The novel, though mostly breezy, doesn’t shy away from heavy situations that affected and shaped Cai, such as occasional racism and an oft-overbearing home life. Through it all, Audrey — though successful at school and work, just like Cai — feels like a misfit, sometimes by her own choice in opting to be standoffish rather than risk rejection.
“I’m fascinated with the idea of isolation,” Cai said, “the self-inflicted parts of it as well as the nature of, if you grow up in kind of an insular place and your family isn’t like other families, how does that feel?”
The book’s verisimilitude depended on Cai’s candor in leaning on what sometimes was a tense childhood household. So, to avoid any surprises, Cai sent a pre-publication copy of the book to her parents, who still live in Dunlap. In a way, the book has fostered new understandings on both ends.
“It’s opened up some conversations I think we already started,” Cai said.
Such positive outcomes come via what Cai describes as a balancing act in her writing.
“There’s a sense of unease where you sort of really have to figure out what part of the story is mine to tell and what is fair, and to what degree am I exaggerating,” she said.
Winning plaudits
The novel has won rave reviews in the New York press. Further, back in Dunlap — where Cai’s youthful writing extended to Harry Potter fan fiction — her teachers have expressed glee with her work.

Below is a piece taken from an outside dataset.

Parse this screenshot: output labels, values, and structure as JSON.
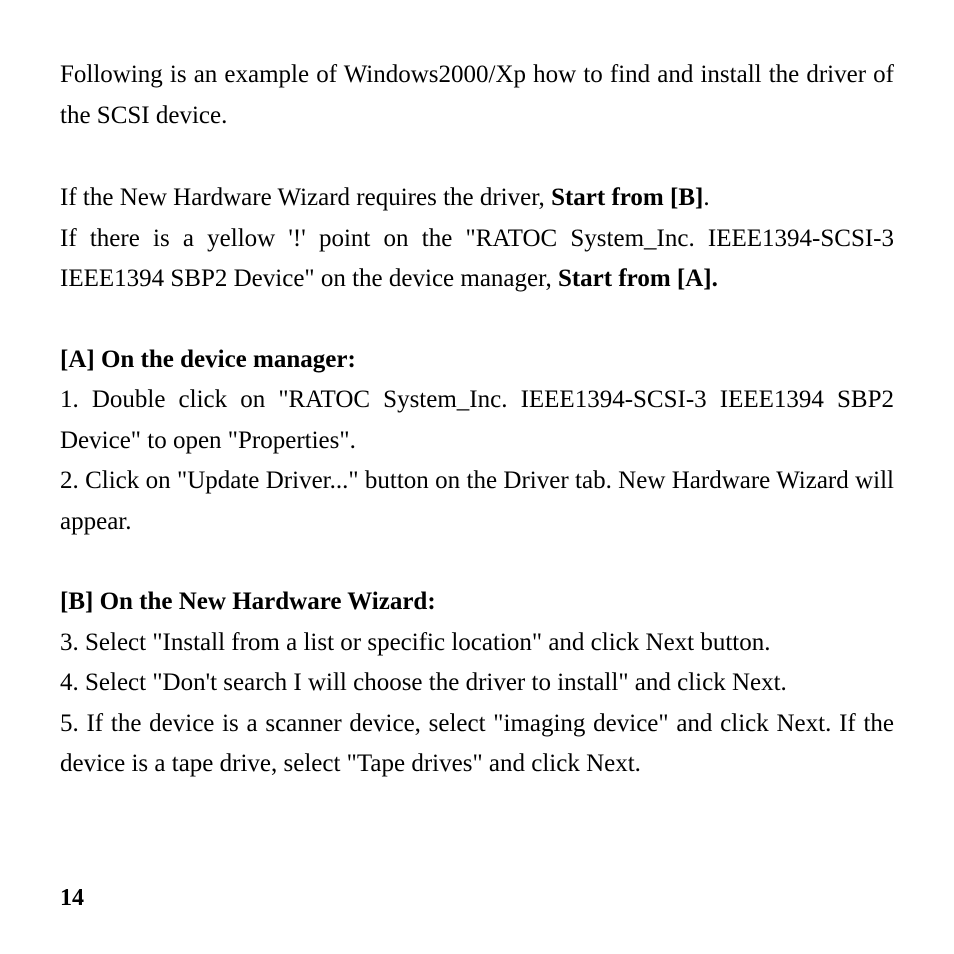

“It’s been such a pleasure to share the novel with my English teachers, who made such a huge impact on my life,” she said.
She has received positive comments elsewhere in the Dunlap area, but not from all corners.
“I’ve heard from a few former classmates who said they’ve really enjoyed the book,” Cai said before adding with a self-conscious grin, “I’ve not heard from the people that I would say certain characters are very recognizably based on, which I think was to be expected because I wasn’t in touch with those people before.”
Cai hopes the novel will be in paperback by autumn. If so, she’d like to do some book signings in the Peoria area, and maybe even stop by Sullivan’s — er, Last Chance.
“I’m a bit scared,” she said with a chuckle. “I feel a bit like a coward. I just wrote all this stuff about my hometown but haven’t actually gone back yet.”